Non sei preoccupato da forme di razzismo che sembrano aumentare ogni giorno di più in Italia?
Moltissimo. Vedo crescere forme di intolleranza che apparentemente sembrano risibili e estemporanee ma che se non vengono fermate subito possono produrre effetti gravissimi. Il timore del diverso, la paura verso lo straniero vanno governate e spiegate, razionalizzate e disattivate. Mi ha molto colpito il libro di Gian Antonio Stella, Negri froci giudei &Co, appena pubblicato.
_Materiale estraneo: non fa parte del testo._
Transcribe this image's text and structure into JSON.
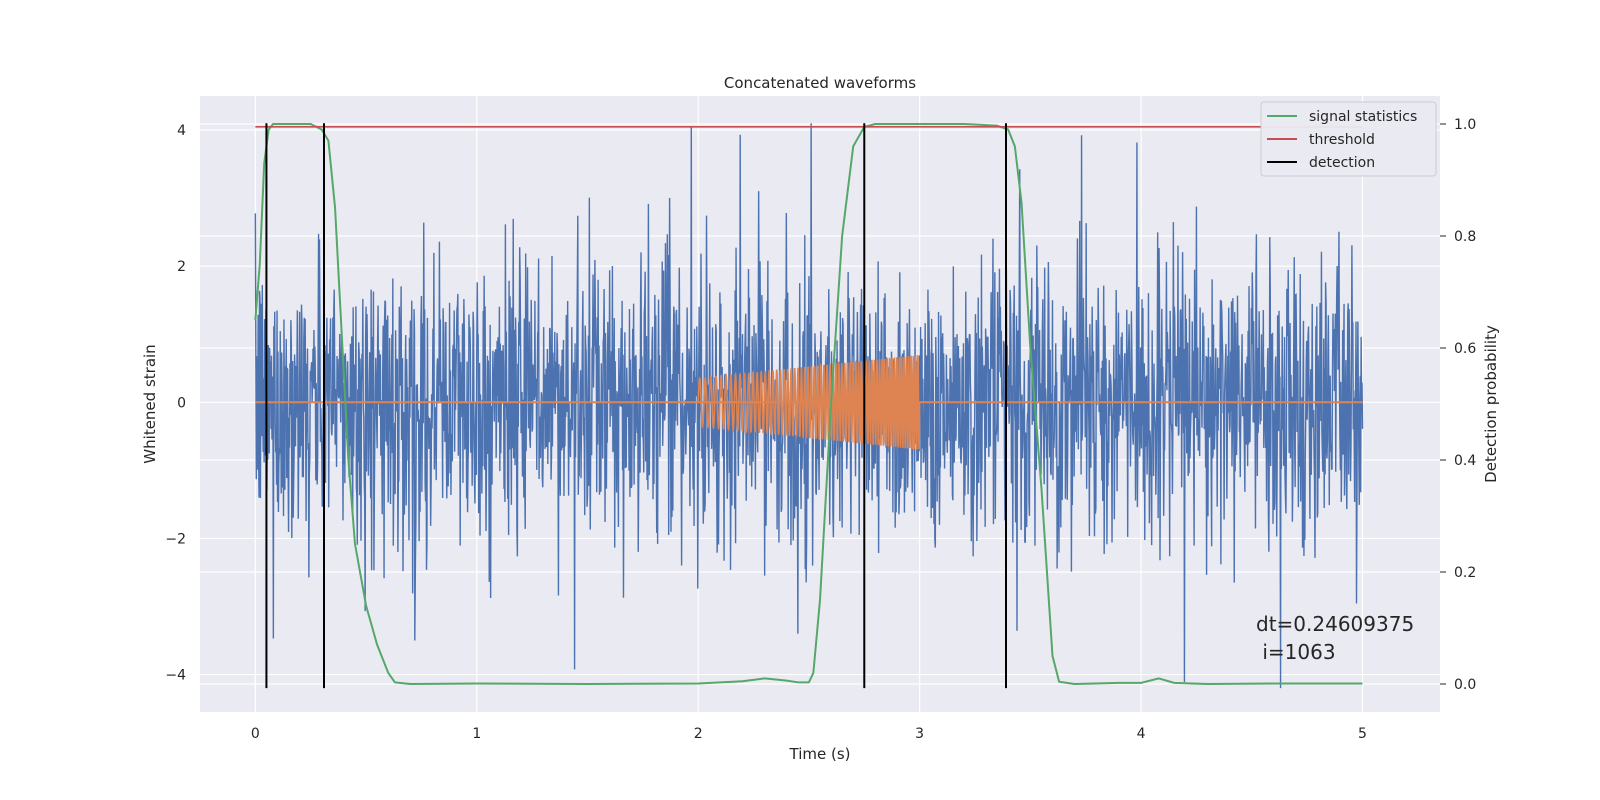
{
  "chart_data": {
    "type": "line",
    "title": "Concatenated waveforms",
    "xlabel": "Time (s)",
    "ylabel_left": "Whitened strain",
    "ylabel_right": "Detection probability",
    "xlim": [
      -0.25,
      5.35
    ],
    "ylim_left": [
      -4.55,
      4.5
    ],
    "ylim_right": [
      -0.05,
      1.05
    ],
    "x_ticks": [
      0,
      1,
      2,
      3,
      4,
      5
    ],
    "y_ticks_left": [
      -4,
      -2,
      0,
      2,
      4
    ],
    "y_ticks_right": [
      0.0,
      0.2,
      0.4,
      0.6,
      0.8,
      1.0
    ],
    "y_tick_labels_right": [
      "0.0",
      "0.2",
      "0.4",
      "0.6",
      "0.8",
      "1.0"
    ],
    "grid": true,
    "legend_placement": "top-right",
    "colors": {
      "noise": "#4c72b0",
      "injection": "#dd8452",
      "signal_statistics": "#55a868",
      "threshold": "#c44e52",
      "detection": "#000000",
      "background": "#eaeaf2"
    },
    "series": [
      {
        "name": "",
        "axis": "left",
        "kind": "whitened-noise",
        "x_range": [
          0,
          5
        ],
        "typical_amplitude": 1.0,
        "peak_max": 4.1,
        "peak_min": -4.2
      },
      {
        "name": "",
        "axis": "left",
        "kind": "injected-chirp",
        "x_range": [
          2.0,
          3.0
        ],
        "amplitude_start": 0.35,
        "amplitude_end": 0.7,
        "baseline_x_range": [
          0,
          5
        ],
        "baseline_value": 0
      },
      {
        "name": "signal statistics",
        "axis": "right",
        "x": [
          0.0,
          0.02,
          0.04,
          0.06,
          0.08,
          0.1,
          0.15,
          0.2,
          0.25,
          0.3,
          0.33,
          0.36,
          0.38,
          0.4,
          0.42,
          0.45,
          0.5,
          0.55,
          0.6,
          0.63,
          0.7,
          1.0,
          1.5,
          2.0,
          2.2,
          2.3,
          2.4,
          2.45,
          2.5,
          2.52,
          2.55,
          2.6,
          2.65,
          2.7,
          2.75,
          2.8,
          2.9,
          3.0,
          3.2,
          3.35,
          3.4,
          3.43,
          3.46,
          3.5,
          3.55,
          3.6,
          3.63,
          3.7,
          3.9,
          4.0,
          4.08,
          4.15,
          4.3,
          4.6,
          5.0
        ],
        "values": [
          0.65,
          0.75,
          0.93,
          0.99,
          1.0,
          1.0,
          1.0,
          1.0,
          1.0,
          0.99,
          0.97,
          0.85,
          0.7,
          0.55,
          0.4,
          0.25,
          0.14,
          0.07,
          0.02,
          0.003,
          0.0,
          0.001,
          0.0,
          0.001,
          0.005,
          0.01,
          0.006,
          0.003,
          0.003,
          0.02,
          0.15,
          0.5,
          0.8,
          0.96,
          0.995,
          1.0,
          1.0,
          1.0,
          1.0,
          0.997,
          0.99,
          0.96,
          0.86,
          0.6,
          0.35,
          0.05,
          0.004,
          0.0,
          0.002,
          0.002,
          0.01,
          0.002,
          0.0,
          0.001,
          0.001
        ]
      },
      {
        "name": "threshold",
        "axis": "right",
        "x": [
          0,
          5
        ],
        "values": [
          0.995,
          0.995
        ]
      },
      {
        "name": "detection",
        "axis": "left",
        "kind": "vertical-lines",
        "x": [
          0.05,
          0.31,
          2.75,
          3.39
        ],
        "y_range": [
          -4.2,
          4.1
        ]
      }
    ],
    "annotation": {
      "lines": [
        "dt=0.24609375",
        " i=1063"
      ],
      "x": 4.5,
      "y": -3.25
    }
  }
}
Compito dei media è sciogliere i pregiudizi, lottare contro le false paure facendo conoscere agli italiani le realtà di molti immigrati. Il che non significa essere indulgenti contro l’immigrazione clandestina, anzi. La severità ci vuole, pena far diventare l’Italia un paese-ricettacolo delle peggiori forme di criminalità. Ma avere regole severe contro l’immigrazione clandestina consente di avere regole giuste verso l’immigrazione regolare, verso persone che si stanno integrando nella nostra società, che lavorano e che vanno premiate, gente senza cui l’Italia del lavoro oggi non sopravviverebbe. Non dobbiamo scordare che tanti immigrati italiani in altri paesi sono stati oggetto di persecuzioni, ingiustizie, false credenze. Intendiamoci: la cosa non significa costruire una società disordinatamente multiculturale. Io credo che l’unica vera sfida da vincere sia quella di costruire una società ordinata e multietnica, capace di rispettare le diverse fedi e usanze, ma nel rispetto dell’italianità. Non dimenticando che l’italianità ha in sé una grande storia di tolleranza e convivenza tra etnie e fedi diverse e che dobbiamo guardarci dal peggio della nostra Storia, ad esempio, episodi come le Leggi razziali del 1938. Ricordandoci proprio di quella pagina nera: penso a quella domenica pomeriggio del 1944 quando gli ebrei milanesi, cittadini italiani come gli altri, furono portati nell’indifferenza generale al Binario 21 della stazione centrale e instradati verso i campi nazisti.